La maison de Rigou, la plus belle du village, était bâtie en gros cailloux particuliers à la Bourgogne, pris dans un mortier jaune lissé carrément dans toute la largeur de la truelle, ce qui produit des ondes percées çà et là, par les faces assez généralement noires de ce caillou. Une bande de mortier où pas un silex ne faisait tache, dessinait, à chaque fenêtre, un encadrement que le temps avait rayé par des fissures fines et capricieuses, comme on en voit dans les vieux plafonds. Les volets, grossièrement faits, se recommandaient par une solide peinture vert-dragon. Quelques mousses plates soudaient les ardoises sur le toit. C’est le type des maisons bourguignonnes, les voyageurs en aperçoivent par milliers de semblables en traversant cette portion de la France.

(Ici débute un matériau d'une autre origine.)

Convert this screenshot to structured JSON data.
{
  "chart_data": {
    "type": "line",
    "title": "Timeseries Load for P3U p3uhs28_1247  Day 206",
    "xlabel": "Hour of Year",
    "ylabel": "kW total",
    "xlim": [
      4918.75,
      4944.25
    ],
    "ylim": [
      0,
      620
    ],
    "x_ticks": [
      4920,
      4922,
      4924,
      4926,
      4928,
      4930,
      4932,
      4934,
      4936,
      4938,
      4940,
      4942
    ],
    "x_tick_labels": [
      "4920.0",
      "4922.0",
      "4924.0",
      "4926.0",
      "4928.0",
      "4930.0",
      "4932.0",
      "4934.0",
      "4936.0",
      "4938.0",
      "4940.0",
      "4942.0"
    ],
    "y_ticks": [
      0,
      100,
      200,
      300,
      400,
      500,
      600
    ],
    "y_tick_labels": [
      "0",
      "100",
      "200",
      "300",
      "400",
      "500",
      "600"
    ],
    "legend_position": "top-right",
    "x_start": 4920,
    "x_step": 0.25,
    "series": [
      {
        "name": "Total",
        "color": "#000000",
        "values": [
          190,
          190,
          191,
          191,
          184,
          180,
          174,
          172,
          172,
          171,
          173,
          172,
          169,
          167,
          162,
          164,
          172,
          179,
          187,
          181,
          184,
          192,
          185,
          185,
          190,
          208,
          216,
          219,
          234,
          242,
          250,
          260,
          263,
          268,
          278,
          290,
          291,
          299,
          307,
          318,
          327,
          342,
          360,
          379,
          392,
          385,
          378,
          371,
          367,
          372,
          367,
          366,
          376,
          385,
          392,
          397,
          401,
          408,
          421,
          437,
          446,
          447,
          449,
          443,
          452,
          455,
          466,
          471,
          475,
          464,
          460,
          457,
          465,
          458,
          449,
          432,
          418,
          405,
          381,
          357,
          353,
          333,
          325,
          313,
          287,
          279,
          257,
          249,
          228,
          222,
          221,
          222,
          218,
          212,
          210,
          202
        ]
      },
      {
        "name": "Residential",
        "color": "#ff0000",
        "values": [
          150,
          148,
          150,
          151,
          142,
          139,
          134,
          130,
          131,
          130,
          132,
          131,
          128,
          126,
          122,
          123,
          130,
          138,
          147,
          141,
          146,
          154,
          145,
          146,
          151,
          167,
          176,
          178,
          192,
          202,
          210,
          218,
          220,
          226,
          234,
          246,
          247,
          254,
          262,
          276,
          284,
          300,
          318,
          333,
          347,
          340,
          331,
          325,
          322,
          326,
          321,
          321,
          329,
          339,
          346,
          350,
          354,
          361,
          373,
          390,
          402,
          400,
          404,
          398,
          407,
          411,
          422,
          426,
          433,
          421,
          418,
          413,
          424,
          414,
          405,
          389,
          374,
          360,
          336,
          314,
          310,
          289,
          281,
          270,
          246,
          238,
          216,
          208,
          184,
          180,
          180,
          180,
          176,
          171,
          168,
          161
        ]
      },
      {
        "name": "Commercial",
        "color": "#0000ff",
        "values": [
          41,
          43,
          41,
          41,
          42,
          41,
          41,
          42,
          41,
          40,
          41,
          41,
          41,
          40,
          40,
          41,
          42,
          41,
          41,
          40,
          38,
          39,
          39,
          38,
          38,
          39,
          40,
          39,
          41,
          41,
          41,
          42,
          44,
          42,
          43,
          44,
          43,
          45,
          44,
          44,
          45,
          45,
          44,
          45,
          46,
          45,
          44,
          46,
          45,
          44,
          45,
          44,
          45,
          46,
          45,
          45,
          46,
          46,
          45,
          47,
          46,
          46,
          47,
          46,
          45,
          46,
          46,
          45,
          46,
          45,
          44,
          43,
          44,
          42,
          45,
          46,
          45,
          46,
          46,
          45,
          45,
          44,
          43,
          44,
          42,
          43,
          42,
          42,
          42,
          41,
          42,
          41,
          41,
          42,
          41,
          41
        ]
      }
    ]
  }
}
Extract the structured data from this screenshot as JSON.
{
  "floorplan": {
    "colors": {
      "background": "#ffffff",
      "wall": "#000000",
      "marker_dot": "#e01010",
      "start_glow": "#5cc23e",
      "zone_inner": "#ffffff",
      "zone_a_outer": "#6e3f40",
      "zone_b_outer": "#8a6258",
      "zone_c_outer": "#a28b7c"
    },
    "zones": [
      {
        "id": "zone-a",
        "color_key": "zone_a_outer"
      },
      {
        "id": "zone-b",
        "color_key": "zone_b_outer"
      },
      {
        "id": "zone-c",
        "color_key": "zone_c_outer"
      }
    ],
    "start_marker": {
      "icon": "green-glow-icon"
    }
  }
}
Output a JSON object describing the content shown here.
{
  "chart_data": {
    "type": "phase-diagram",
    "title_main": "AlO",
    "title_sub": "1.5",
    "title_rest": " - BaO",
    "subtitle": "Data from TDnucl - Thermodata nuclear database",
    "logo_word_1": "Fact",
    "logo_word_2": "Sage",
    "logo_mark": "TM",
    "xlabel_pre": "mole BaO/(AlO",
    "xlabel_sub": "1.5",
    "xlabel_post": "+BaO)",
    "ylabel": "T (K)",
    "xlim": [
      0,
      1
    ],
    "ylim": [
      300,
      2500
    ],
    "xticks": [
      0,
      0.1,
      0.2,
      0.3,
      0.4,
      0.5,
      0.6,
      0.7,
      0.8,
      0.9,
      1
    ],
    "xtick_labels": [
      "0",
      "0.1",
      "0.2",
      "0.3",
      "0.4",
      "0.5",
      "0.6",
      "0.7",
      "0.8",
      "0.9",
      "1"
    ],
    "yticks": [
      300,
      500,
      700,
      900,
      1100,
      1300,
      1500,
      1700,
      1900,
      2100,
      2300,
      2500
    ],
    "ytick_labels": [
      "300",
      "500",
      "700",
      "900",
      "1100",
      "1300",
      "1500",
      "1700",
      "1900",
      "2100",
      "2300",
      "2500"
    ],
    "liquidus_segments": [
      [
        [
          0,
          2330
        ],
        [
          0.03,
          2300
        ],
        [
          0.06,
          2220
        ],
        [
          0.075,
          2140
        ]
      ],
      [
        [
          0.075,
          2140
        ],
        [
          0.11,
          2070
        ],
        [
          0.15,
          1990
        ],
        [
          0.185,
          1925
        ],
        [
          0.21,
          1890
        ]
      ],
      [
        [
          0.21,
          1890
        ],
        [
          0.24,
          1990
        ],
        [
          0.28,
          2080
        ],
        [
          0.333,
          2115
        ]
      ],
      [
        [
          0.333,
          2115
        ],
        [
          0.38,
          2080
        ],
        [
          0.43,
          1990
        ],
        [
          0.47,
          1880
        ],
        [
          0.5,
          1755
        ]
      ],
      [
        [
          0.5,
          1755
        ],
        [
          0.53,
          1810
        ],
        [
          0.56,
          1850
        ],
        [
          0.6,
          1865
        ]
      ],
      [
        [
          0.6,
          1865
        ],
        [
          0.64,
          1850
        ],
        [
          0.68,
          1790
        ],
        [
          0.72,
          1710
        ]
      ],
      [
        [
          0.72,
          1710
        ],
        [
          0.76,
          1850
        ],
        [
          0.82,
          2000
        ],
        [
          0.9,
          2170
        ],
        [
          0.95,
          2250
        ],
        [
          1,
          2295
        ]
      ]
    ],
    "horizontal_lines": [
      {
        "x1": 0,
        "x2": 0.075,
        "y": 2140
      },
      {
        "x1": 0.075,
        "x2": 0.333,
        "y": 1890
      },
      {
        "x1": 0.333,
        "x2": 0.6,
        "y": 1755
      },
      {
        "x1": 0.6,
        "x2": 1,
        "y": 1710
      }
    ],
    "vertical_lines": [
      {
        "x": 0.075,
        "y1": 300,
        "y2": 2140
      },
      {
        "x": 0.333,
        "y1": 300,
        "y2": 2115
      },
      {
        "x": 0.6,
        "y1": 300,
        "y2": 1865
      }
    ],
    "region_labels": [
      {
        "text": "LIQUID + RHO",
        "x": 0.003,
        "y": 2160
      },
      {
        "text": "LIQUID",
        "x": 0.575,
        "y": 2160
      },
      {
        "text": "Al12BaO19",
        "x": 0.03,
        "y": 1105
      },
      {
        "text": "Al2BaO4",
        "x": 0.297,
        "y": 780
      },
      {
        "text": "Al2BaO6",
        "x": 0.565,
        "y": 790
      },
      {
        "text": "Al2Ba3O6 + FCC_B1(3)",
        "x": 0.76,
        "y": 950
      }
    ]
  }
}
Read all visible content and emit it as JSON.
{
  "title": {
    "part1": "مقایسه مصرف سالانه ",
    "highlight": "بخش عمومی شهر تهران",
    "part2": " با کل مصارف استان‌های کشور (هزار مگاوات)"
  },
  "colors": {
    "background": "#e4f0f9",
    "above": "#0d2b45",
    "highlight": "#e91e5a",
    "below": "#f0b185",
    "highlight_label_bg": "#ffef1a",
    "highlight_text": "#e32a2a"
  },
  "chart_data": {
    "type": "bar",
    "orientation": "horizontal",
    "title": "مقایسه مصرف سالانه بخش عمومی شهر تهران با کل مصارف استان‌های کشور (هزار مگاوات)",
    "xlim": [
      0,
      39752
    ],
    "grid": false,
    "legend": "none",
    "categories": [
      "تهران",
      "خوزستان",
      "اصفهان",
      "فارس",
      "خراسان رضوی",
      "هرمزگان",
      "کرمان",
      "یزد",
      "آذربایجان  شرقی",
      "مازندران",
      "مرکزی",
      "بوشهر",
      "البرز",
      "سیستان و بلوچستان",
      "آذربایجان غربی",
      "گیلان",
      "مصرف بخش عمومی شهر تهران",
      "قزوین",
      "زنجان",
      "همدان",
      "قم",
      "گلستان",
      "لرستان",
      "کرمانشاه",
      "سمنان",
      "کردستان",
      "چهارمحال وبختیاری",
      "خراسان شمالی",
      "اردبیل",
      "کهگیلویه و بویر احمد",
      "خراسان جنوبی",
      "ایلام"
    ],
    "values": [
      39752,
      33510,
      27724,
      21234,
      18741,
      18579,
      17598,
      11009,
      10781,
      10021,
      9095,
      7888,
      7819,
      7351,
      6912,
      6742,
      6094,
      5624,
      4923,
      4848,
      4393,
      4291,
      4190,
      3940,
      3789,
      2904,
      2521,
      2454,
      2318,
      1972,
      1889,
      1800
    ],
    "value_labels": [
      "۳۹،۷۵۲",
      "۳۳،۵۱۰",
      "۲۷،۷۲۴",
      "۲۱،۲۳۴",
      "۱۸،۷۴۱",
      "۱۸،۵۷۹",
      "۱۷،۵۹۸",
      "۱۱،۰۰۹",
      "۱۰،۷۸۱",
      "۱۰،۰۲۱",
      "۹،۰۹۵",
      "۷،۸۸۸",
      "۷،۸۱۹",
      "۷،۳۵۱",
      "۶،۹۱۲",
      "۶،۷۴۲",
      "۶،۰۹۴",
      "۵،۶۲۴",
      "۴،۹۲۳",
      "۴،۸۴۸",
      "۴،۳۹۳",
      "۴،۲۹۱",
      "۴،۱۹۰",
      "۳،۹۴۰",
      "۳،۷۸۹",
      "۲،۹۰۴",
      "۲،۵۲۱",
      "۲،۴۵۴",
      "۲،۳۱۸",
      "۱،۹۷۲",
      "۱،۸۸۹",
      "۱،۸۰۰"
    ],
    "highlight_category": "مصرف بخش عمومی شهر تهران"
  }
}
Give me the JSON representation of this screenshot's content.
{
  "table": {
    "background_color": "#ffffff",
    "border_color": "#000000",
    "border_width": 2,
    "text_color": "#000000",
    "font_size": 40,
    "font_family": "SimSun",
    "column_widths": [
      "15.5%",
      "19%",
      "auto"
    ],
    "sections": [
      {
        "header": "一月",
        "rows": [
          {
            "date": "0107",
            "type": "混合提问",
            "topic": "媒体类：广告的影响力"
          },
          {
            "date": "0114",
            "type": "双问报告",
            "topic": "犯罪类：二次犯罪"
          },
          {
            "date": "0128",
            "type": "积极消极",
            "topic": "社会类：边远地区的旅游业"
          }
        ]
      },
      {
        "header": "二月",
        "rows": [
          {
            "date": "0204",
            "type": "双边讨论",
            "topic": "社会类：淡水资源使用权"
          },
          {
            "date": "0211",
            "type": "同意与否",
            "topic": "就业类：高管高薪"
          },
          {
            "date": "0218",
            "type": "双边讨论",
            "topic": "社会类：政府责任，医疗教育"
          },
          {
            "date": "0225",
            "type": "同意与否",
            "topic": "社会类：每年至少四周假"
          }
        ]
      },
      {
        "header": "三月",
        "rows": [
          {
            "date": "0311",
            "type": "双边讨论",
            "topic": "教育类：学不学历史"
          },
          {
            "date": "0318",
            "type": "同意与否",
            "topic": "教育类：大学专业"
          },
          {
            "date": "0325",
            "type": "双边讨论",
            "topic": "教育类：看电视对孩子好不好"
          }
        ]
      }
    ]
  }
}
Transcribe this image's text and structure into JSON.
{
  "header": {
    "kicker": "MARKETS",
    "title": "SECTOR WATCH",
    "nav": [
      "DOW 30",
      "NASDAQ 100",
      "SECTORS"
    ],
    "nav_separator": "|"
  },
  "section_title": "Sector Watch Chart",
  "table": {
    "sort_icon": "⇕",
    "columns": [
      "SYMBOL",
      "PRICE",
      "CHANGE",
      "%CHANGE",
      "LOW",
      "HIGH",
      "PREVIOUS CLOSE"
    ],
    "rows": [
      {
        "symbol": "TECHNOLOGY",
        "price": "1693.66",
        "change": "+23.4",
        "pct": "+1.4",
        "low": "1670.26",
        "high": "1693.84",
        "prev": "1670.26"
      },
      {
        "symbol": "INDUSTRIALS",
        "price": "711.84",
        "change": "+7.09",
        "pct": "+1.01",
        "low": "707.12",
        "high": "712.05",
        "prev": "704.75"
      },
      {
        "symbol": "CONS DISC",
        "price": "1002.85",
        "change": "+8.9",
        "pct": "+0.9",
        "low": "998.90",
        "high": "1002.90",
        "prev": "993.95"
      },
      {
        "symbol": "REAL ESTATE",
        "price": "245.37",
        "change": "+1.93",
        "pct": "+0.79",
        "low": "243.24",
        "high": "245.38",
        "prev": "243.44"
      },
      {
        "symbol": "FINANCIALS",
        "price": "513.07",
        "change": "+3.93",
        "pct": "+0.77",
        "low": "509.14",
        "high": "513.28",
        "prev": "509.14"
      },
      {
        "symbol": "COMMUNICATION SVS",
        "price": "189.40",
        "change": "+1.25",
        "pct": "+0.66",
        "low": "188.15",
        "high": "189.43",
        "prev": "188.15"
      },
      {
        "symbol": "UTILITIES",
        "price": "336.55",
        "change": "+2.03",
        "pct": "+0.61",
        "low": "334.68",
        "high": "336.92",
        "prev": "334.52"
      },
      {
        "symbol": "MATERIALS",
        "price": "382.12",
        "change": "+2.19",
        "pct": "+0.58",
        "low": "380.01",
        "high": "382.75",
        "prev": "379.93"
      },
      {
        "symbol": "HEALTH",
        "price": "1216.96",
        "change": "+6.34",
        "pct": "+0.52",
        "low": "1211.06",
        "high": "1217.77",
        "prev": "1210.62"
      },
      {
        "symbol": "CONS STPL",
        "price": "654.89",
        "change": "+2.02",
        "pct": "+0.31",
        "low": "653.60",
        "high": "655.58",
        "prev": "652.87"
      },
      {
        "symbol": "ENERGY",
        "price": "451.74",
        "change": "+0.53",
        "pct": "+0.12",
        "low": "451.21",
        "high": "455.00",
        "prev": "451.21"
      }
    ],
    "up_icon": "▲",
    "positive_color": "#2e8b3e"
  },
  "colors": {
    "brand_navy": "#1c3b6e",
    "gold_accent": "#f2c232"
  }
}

Une porte bâtarde ouvrait sur un corridor, partagé par la cage d’un escalier de bois. A l’entrée, on voyait la porte d’une vaste salle à trois croisées donnant sur la place. La cuisine adossée à l’escalier, tirait son jour de la cour, cailloutée avec soin, et où l’on entrait par une porte cochère. Tel était le rez-de-chaussée. Le premier étage contenait trois chambres, et au-dessus une petite chambre en mansarde. Un bûcher, une remise, une écurie attenaient à la cuisine et faisaient un retour d’équerre. Au-dessus de ces constructions légères, on avait ménagé des greniers, un fruitier et une chambre de domestique. Une basse-cour, une étable, des toits à porc faisaient face à la maison. Le jardin d’environ un arpent et clos de murs, était un jardin de curé, c’est-à-dire plein d’espaliers, d’arbres à fruit, de treilles, aux allées sablées et bordées de quenouilles, à carrés de légumes fumés avec le fumier provenant de l’écurie. Au-dessus de la maison, attenait un second clos, planté d’arbres, enclos de haies, et assez considérable pour que deux vaches y trouvassent leur pâture en tout temps.